Especially it didn't beat ammo.
And that was what Dolfo Kaler figured was up there in the Darks. No fairy-tale hoard of goodies, but a Stockpile — a major Stockpile, maybe far bigger than any of the ones that had been unearthed so far.
Anybody who was anybody now knew that, before the Nuke, the government of the day, a government that had ruled the whole land, north to south, west to east, had been rumored to have squirreled away stuff in deep-cast ferroconcrete bunkers. Now it was an established fact. Some had been discovered, opened up. There was a guy who called himself the Trader who'd found two and turned them into a business. He'd started off by chugging around the Deathlands in steam trucks a couple of years before, but now he was using gasoline. Gasoline! And trading guns in every direction. He was heavily weaponed himself too, as guys who'd tried to hijack him had discovered to their cost.

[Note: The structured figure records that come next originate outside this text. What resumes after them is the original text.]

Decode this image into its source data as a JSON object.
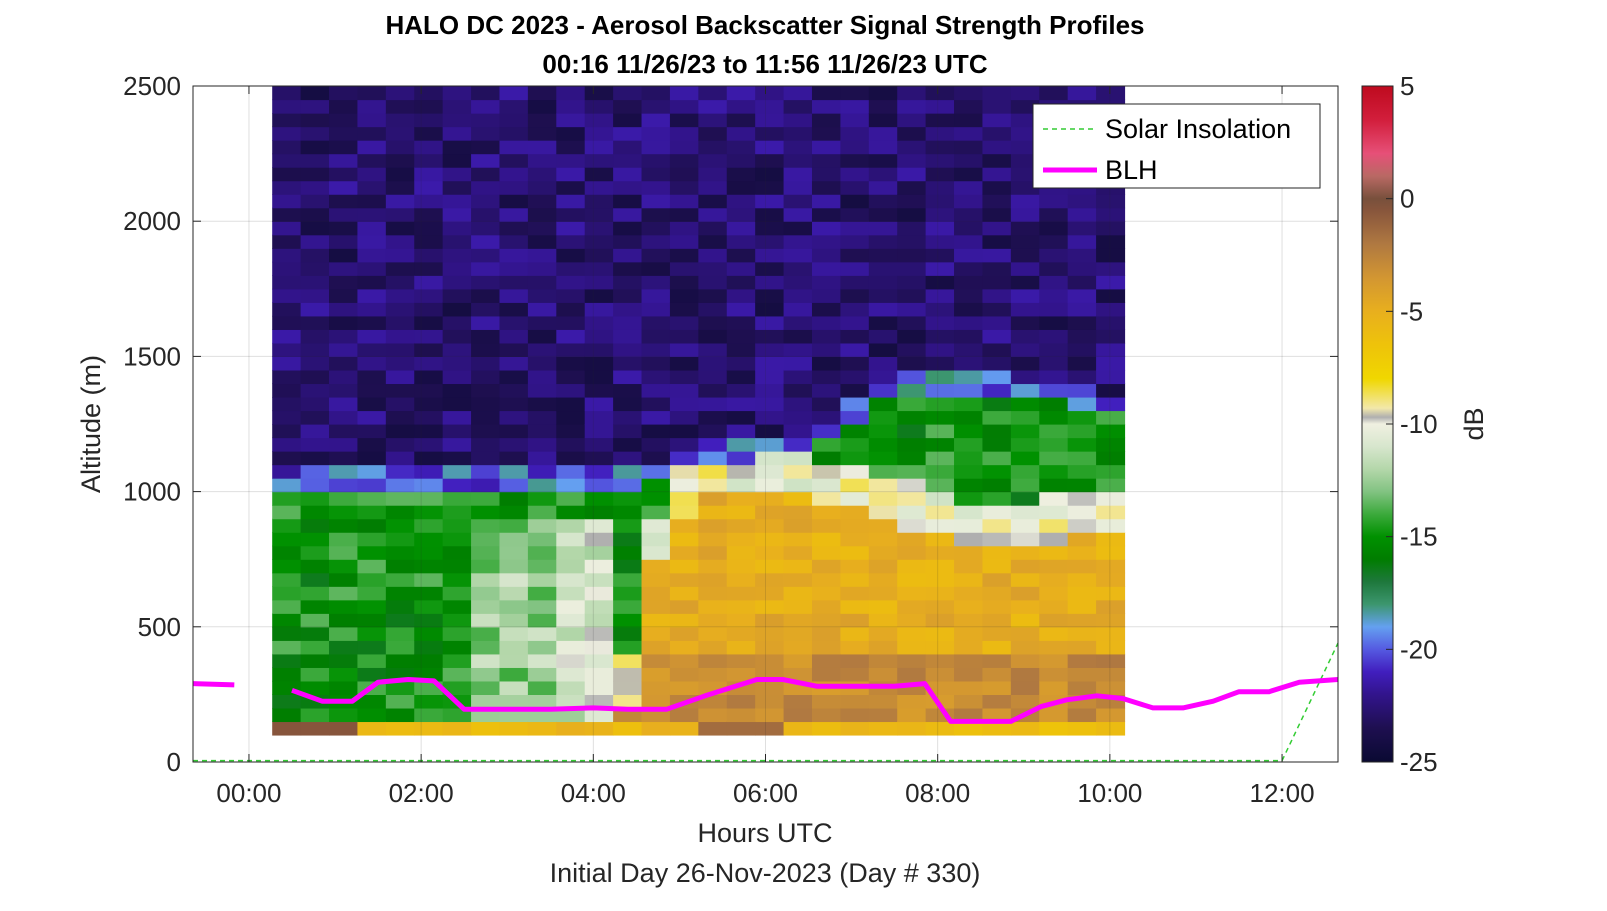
{
  "chart_data": {
    "type": "heatmap",
    "title": "HALO DC 2023 - Aerosol Backscatter Signal Strength Profiles",
    "subtitle": "00:16 11/26/23 to 11:56 11/26/23  UTC",
    "xlabel": "Hours UTC",
    "xlabel2": "Initial Day 26-Nov-2023 (Day # 330)",
    "ylabel": "Altitude (m)",
    "xlim": [
      -0.65,
      12.65
    ],
    "ylim": [
      0,
      2500
    ],
    "grid": true,
    "x_ticks": [
      0,
      2,
      4,
      6,
      8,
      10,
      12
    ],
    "x_tick_labels": [
      "00:00",
      "02:00",
      "04:00",
      "06:00",
      "08:00",
      "10:00",
      "12:00"
    ],
    "y_ticks": [
      0,
      500,
      1000,
      1500,
      2000,
      2500
    ],
    "y_tick_labels": [
      "0",
      "500",
      "1000",
      "1500",
      "2000",
      "2500"
    ],
    "colorbar": {
      "label": "dB",
      "range": [
        -25,
        5
      ],
      "ticks": [
        5,
        0,
        -5,
        -10,
        -15,
        -20,
        -25
      ],
      "tick_labels": [
        "5",
        "0",
        "-5",
        "-10",
        "-15",
        "-20",
        "-25"
      ]
    },
    "legend": {
      "placement": "top-right",
      "entries": [
        {
          "label": "Solar Insolation",
          "color": "#33cc33",
          "style": "dashed"
        },
        {
          "label": "BLH",
          "color": "#ff00ff",
          "style": "solid"
        }
      ]
    },
    "heatmap": {
      "x_start": 0.27,
      "x_step": 0.33,
      "n_cols": 30,
      "y_start": 100,
      "y_step": 50,
      "n_rows": 48
    },
    "blh_segments": [
      {
        "x": [
          -0.65,
          -0.17
        ],
        "y": [
          290,
          285
        ]
      },
      {
        "x": [
          0.5,
          0.85,
          1.2,
          1.5,
          1.85,
          2.15,
          2.5,
          3.0,
          3.5,
          4.0,
          4.4,
          4.85,
          5.3,
          5.9,
          6.2,
          6.6,
          7.0,
          7.5,
          7.85,
          8.15,
          8.5,
          8.85,
          9.2,
          9.5,
          9.85,
          10.15,
          10.5,
          10.85,
          11.2,
          11.5,
          11.85,
          12.2,
          12.65
        ],
        "y": [
          265,
          225,
          225,
          295,
          305,
          300,
          195,
          195,
          195,
          200,
          195,
          195,
          245,
          305,
          305,
          280,
          280,
          280,
          290,
          150,
          150,
          150,
          205,
          230,
          245,
          235,
          200,
          200,
          225,
          260,
          260,
          295,
          305
        ]
      }
    ],
    "solar_insolation": {
      "x": [
        -0.65,
        12.0,
        12.65
      ],
      "y": [
        5,
        5,
        440
      ]
    }
  }
}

The shit was there if you could find it, but from what Dolfo Kaler had learned, the Stockpiles found up to now were small. The nagging suspicion he had was that if there really was something up in the Darks — and if it was a Stockpile — it was a big one. And that was why he didn't give a fart about Jordan Teague's little fiefdom. If what he suspected was true, and if he could get his hands on it, he could turn himself into king of the known world.
Dolfo Kaler's mind lovingly dwelt on boxes of guns in their original greased wraps, pristine fresh, never used. Crates of grenades. Heavy armament. Trucks. Tanks. Oceans of oil.
Power.
So he went out. He took fifty men, all of them hand-picked from his own garrison mixed in with others from his contacts in the East. Hard-bitten dog soldiers. Didn't give a nuke's hot ass about anything or anyone.
It was a mighty expedition. Seeing it, even Jordan Teague got broody. But then it had to be, because others had heard the summons — the siren call that drifted into men's minds from the Darks. Others had hit the road on the hundred-klick or so journey under the sulphuric skies, across the parched earth, through the leprous forests that grew around the foothills of the Darks.
And none had ever come back.
Which meant there must have been a strong contingent of maniacal muties barring the way to it.
Dolfo Kaler knew how to deal with crazies. Blow 'em away. He bartered, he finagled, he called in every long-term debt he had out, and in the end every man jack of his team had an automatic rifle of some description and a stack of rounds. He also acquired seven MGs, four flamethrowers and a supply of precious fuel and two bazookas. Not to mention a box of grenades and a launcher.